Irrespective of that, there are two major issues of principle here. The first is the role of audit, which, it is important to bear in mind, is not the same as scrutiny and which has statutory force in local government. The second is that audit should be independently led. The powers currently given to the panels are insufficient to deliver those two principles.

Audit is not just about finance; it is also about a whole range of matters including procurement policy, contracting, managing very large budgets, procedures being followed, human resources policies and equal opportunities. An amendment is being made here which I hope the Government might find helpful. It proposes that audit be fundamental part of the checks and balances we need in relation to a police and crime commissioner. Subsection (1) of the proposed new clause is right in stating that every police and crime panel should deal with complaints and conduct matters, monitor the discharge of the police and crime commissioner’s functions and monitor the accounts and audit matters of the relevant police commission, police and crime commissioner and chief constable as the case may be.

The question is whether that task should be undertaken simply by the panel or whether a slightly different structure is needed. I think that a different structure is needed, because audit is an important issue when public money is being looked after. There should be two sub-committees—I refer here to subsection (2) of the proposed new clause—one of which looks specifically at audit and the other at conduct and complaints.

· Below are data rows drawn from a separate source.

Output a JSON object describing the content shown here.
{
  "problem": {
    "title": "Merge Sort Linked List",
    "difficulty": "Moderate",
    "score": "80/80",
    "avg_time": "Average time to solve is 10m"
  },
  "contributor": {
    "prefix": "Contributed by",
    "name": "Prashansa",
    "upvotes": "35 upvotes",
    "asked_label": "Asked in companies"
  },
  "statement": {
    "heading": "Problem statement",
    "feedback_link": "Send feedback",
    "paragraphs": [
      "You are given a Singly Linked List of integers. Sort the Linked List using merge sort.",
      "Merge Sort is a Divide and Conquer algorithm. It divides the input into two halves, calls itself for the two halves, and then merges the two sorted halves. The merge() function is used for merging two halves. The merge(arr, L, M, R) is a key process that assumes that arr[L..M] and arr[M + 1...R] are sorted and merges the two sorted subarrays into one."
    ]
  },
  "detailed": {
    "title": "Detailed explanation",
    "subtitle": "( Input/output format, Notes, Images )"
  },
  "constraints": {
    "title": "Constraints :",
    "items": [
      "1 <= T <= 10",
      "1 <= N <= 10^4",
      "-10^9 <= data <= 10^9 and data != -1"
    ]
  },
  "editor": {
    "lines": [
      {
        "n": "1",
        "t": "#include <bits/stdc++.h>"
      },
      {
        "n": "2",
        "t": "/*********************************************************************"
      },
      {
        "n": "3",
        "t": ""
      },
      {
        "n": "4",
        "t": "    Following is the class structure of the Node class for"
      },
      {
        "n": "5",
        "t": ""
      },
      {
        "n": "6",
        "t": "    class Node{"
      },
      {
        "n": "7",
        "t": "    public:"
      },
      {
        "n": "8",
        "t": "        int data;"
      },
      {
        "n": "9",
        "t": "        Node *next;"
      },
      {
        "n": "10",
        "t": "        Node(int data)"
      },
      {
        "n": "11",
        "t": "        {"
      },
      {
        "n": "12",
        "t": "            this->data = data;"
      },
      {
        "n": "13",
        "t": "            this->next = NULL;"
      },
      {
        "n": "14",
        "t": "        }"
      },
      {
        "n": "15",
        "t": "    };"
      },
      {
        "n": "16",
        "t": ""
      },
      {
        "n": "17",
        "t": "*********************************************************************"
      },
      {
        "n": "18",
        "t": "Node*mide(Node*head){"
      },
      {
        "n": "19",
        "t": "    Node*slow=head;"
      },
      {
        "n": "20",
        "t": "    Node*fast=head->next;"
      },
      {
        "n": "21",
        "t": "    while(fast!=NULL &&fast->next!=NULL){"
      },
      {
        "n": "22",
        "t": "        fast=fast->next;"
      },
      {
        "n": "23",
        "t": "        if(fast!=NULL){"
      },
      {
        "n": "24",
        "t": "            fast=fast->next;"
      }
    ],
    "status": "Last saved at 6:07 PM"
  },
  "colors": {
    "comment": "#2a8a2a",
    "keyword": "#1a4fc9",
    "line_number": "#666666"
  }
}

The proposal in Amendment 117 relates to the nature of the independence of the sub-committee. To have someone who is independent and appointed according to Nolan principles chair that sub-committee is important. To have then at least three other independent people, balanced by up to three panel members, means that the public would gain confidence in that structure because they would see that there were more independent members than members of the panel.

At the heart of the problem is the fact that no governance structure lies underneath an elected police and crime commissioner. In other words, there is a perception in the Bill if you simply have direct election of a commissioner there is legitimacy in that. Well, of course there is, but one has to have checks and balances—which the coalition agreement has identified and said have to be strict. Having a clear audit function which is publicly accountable is a matter of fundamental importance; otherwise, those checks and balances cannot be properly delivered.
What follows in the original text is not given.